Karl Anderson

Born in Morning Sun, Ohio, near Oxford, Karl Anderson became a magazine illustrator and noted impressionist painter of genre, mythology, symbolism, and still life, much influenced by his exposure in Europe to painters in that style.

He was the son of a harness maker and saddler and the brother of famous playright, Sherwood Anderson. He first took art lessons from a local house painter in Clyde, Ohio, where the family moved in 1884. Seven years later he went to Cleveland where he worked for a photographer, doing retouching, and also took night classes in crayon portraiture.

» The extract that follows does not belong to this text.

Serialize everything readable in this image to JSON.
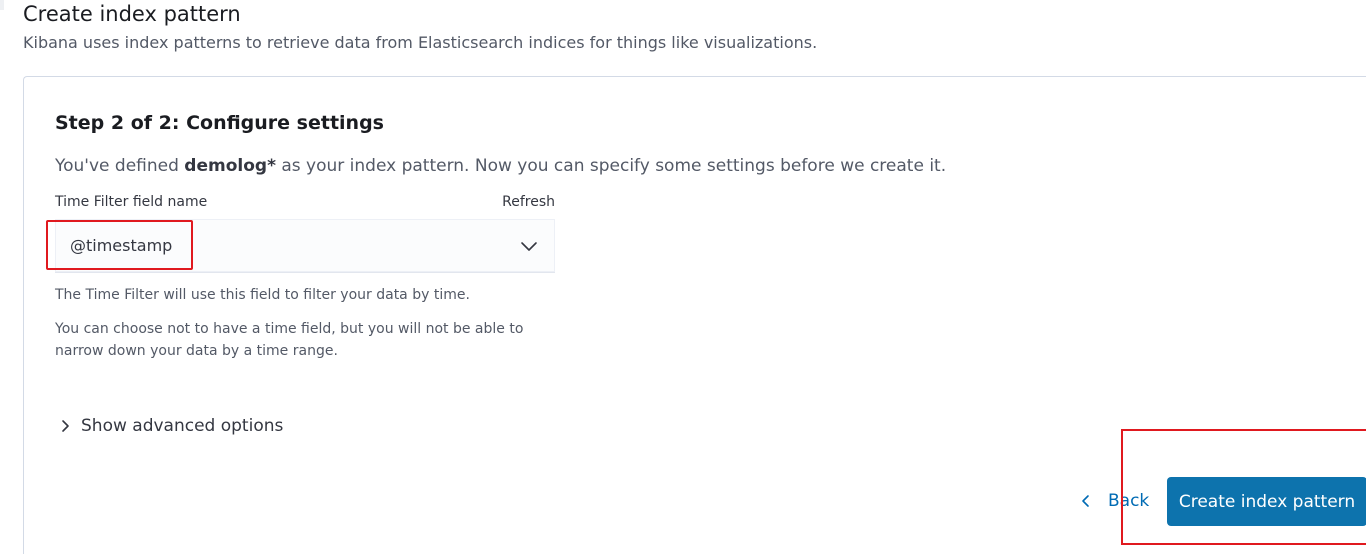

Shortly after, he enrolled at the Art Institute of Chicago with John Vanderpoel and James Earle Fraser. He worked as an illustrator to pay his way at the Institute, which was a result of becoming friends with fellow student J.C. Leyendecker, whose position Anderson assumed in 1896 at J.C. Mantz and Company. Two years later, he was in New York where he worked for the Sunday Morning Telegram. In 1899, he was back in Ohio as resident artist in Springfield for Women’s Home Companion.

In 1900 in Paris, France, he enrolled at the Academies Julian as a student of Alphonse Mucha, and also studied at the Academie Colarossi. The following year he was in Egmond, Holland where he took plein-air painting classes with from George Hitchcock, the American expatriate, whose work captured the changing moods of Dutch sunlight. This style became a permanent influence on Anderson.

Anderson returned to New York and earned money from commercial illustration including commissions from Scribner’s, Collier’s Weekly, Saturday Evening Post and Good Housekeeping. Between 1909 and 1912, he traveled back to Europe, which included in 1911, a stay at Giverny with Frederick Frieseke, his old friend from Chicago Art Institute days. Frieseke persuaded Anderson to stay at the colony for a period of time to study Monet’s impressionist style, and Anderson did so during the summer of 1909.

Settling in Westport, Connecticut in 1912, but staying in close touch with the New York art scene, he continued as an illustrator for popular women’s magazines, but thanks to the patronage of Charles Dawes, prominent Illinois businessman and Vice-President of the United States from 1925 to 1929, Anderson was able to focus increasingly on his fine-art painting. He exhibited at the National Academy of Design where in 1917, he received the Benjamin Altman Prize.

In New York, he was an elected member of the Salmagundi Club, the National Academy of Design and Grand Central Galleries. In Connecticut, he taught art classes and received distinction for his painting that led to his title as the “Dean of Westport Painters”.